What a brilliant idea! Bleeding obvious now that you mention it - now kicking myself for not thinking of it myself. I'm now going to have a look at my rivet press and see if I can modify it for the same operations. Thanks for the idea.
Below are a couple of photos complete with the requisite coin of the realm to illustrate the size.
I hope I'm not the only one to have thought it but the riveting on your tank looks better than that on the coin!
 

Ian Smith

Western Thunderer
Recently I have begun work on the Signal Box for Modbury. This is based on the one preserved (or rather rebuilt) at Bodmin General in Cornwall. I have the old SLAG series of Model Railway Constructor articles on their construction of Bodmin which includes a 4mm drawing for the 'box, but my 'box is to be a mirror image with a full set of steps rather than the half set from platform level of the real thing.
Therefore, the first step was to produce a 2mm scale set of working drawings in CAD with a view to making a card mock up so that I could satisfy myself that it would be in proportion and look OK on the site I intended to place it on Modbury.
Mock Front.JPG
Mock Back.JPG

This mock up enabled me to prove that I was happy with the dimensions so work began in ernest on the plasticard model - plasticard being my preferred medium for building construction.
Firstly the 4 locking room walls were constructed from 0.040" sheet, planking detail being "scrawked" where appropriate for the locking room door and the window surround. Whilst still in the flat the window's sill was added from a piece of over-sized 0.015" then sanded back against a "stop" (after being filed flush on the inside). The sides and ends were then assembled - it should be pointed out here that the length and breadth of these walls was deliberately made undersize to accommodate the 0.020" embossed stone overlay that I was going to clad them with.
Base Front.JPG
Base Back.JPG

The next item was to build up the chimney and it's supporting ground floor wall. A solid core of laminated plastic sheet was made and shaped before being clad in embossed brick sheet, and finished with decorative courses of (I think) 0.010".
Chimney 1.JPG

This sub-structure can be seen temporarily placed against the locking room below :
Chimney 2.JPG

The walls of the upper storey were then constructed from 0.030" sheet, planking detail again skrawked before cutting out.

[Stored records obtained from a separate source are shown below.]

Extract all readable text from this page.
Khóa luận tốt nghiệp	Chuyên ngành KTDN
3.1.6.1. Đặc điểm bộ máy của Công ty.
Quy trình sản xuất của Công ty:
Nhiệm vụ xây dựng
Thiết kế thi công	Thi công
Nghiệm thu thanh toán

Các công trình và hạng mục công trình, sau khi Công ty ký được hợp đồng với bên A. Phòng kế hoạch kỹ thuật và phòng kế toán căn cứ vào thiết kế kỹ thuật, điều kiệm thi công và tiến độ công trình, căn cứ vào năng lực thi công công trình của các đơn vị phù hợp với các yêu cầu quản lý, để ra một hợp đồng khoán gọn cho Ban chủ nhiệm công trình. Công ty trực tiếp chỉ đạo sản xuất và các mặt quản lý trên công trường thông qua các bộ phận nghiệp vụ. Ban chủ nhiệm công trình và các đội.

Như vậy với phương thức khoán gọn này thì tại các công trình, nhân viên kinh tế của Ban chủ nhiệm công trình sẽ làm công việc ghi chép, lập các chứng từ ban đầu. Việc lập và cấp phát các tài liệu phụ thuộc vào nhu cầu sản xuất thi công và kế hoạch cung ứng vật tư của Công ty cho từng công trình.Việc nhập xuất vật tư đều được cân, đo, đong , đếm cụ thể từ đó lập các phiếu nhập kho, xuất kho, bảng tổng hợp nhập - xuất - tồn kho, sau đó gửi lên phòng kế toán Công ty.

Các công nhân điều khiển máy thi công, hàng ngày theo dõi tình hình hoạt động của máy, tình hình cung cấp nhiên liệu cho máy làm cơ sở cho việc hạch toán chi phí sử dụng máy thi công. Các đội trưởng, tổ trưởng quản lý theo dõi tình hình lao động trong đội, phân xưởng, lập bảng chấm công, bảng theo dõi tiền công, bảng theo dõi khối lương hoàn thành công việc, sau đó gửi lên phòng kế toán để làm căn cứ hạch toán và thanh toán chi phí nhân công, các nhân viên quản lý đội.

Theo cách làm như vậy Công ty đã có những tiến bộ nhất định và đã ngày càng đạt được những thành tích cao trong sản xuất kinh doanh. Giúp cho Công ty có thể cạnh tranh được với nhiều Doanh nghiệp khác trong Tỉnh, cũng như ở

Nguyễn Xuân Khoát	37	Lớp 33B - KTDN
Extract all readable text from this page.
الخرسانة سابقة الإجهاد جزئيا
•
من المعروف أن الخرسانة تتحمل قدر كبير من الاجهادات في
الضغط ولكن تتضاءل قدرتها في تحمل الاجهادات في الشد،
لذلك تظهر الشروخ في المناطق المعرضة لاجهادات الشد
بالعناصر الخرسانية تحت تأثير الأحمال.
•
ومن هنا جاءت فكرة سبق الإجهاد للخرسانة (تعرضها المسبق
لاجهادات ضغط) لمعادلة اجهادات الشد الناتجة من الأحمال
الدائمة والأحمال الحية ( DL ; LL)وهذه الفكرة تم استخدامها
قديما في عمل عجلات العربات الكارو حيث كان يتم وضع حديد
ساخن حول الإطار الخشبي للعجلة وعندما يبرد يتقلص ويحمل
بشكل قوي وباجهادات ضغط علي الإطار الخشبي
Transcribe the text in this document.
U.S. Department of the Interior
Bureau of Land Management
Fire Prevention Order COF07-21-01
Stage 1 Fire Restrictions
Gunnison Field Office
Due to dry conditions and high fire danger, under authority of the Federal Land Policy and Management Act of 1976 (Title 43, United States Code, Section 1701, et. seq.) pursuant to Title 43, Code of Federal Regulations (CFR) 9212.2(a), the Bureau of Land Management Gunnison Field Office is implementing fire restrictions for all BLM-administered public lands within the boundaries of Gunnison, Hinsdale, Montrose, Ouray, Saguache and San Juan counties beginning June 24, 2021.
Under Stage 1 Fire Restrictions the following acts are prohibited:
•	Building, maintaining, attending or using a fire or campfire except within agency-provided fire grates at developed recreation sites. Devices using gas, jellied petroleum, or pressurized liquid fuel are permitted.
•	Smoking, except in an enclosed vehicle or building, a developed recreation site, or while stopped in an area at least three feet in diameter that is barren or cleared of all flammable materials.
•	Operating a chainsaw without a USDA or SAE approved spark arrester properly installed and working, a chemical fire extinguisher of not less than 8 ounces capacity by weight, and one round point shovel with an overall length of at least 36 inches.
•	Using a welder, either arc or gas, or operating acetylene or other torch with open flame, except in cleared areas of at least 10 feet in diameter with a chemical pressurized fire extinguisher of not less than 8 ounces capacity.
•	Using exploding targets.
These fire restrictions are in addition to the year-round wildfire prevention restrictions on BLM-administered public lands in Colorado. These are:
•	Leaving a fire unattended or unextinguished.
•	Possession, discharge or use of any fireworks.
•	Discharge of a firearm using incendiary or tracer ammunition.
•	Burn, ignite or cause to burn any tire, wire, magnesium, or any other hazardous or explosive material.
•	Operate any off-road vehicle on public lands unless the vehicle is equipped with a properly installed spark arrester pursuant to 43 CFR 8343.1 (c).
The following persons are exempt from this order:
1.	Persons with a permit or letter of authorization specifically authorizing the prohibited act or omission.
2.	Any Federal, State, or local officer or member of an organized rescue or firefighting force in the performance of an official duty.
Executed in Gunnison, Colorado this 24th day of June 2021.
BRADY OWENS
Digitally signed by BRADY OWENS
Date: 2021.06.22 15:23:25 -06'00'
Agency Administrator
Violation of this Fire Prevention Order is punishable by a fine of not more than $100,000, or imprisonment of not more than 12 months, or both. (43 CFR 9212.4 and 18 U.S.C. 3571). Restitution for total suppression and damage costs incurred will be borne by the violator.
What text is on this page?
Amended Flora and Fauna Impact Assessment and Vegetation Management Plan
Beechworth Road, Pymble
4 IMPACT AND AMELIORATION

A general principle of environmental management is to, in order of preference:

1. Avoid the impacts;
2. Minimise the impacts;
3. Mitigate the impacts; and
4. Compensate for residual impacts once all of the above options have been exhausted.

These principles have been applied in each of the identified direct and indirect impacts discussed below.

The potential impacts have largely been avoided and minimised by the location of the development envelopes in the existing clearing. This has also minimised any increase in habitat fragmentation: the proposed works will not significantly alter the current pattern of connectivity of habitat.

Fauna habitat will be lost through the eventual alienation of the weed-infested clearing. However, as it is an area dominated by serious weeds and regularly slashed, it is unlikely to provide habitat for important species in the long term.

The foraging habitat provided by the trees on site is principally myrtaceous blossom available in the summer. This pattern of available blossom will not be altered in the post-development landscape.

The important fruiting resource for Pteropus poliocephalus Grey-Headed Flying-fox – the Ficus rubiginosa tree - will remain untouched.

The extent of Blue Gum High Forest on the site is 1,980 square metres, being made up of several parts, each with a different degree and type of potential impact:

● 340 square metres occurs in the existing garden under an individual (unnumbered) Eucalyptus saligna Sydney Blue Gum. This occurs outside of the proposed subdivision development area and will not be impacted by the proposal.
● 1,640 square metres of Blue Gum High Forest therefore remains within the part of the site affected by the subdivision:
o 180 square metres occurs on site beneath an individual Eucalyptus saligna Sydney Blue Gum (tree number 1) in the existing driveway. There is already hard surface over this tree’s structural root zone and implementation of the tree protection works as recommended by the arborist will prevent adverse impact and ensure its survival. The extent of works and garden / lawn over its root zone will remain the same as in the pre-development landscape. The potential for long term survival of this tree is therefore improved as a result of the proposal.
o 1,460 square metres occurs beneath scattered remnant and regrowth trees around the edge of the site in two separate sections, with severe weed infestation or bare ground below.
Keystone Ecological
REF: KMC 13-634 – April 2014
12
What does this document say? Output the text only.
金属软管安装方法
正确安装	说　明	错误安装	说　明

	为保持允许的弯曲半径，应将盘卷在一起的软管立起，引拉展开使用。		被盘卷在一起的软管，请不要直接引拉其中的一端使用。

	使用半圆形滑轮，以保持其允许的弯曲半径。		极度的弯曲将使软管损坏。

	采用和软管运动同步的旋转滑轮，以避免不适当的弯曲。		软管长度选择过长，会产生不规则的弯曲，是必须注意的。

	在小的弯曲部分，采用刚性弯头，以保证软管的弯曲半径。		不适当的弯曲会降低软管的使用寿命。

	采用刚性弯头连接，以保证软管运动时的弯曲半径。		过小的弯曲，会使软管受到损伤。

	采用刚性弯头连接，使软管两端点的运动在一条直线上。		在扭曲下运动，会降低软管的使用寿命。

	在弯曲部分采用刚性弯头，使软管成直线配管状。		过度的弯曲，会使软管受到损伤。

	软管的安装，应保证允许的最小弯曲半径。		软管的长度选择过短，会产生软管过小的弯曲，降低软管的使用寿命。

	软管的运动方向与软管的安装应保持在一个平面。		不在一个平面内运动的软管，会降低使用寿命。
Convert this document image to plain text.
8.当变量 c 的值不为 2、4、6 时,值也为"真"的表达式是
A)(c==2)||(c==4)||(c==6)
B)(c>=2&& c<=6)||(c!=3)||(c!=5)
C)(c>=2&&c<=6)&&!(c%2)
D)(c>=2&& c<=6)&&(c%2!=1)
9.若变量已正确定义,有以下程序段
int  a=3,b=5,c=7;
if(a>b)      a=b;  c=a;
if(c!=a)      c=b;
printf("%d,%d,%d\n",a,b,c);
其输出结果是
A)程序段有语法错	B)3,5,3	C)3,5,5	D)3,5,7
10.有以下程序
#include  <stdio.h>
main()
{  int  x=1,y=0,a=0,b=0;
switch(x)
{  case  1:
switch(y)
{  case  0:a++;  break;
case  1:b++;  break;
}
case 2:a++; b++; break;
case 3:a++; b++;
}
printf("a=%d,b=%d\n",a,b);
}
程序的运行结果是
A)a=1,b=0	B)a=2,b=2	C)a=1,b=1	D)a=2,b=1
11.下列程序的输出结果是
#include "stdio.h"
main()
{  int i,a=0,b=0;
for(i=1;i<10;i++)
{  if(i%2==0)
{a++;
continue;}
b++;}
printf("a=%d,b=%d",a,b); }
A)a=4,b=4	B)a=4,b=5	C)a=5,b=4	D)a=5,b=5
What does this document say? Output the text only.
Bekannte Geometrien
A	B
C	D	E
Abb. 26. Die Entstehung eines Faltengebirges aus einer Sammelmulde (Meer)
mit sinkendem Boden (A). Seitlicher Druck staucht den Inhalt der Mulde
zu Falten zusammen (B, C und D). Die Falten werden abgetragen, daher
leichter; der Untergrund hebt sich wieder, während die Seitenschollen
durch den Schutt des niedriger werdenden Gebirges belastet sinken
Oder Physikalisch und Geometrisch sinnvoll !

The window reveals were removed by careful cutting and filing before more oversized sills of 0.015" were added.
Top Ends 1.JPG
Top Ends 2.JPG

Before fitting, the embryonic sills were again filed flush on the inside before again sanding down to a "stop" on the outside.

The photos below show the current state of play, the next stage is to add window / door frames and corner "posts" as slightly raised items from the planked sections.
Box Front.JPG
Box Rear.JPG

Hopefully the next instalment will show further progress!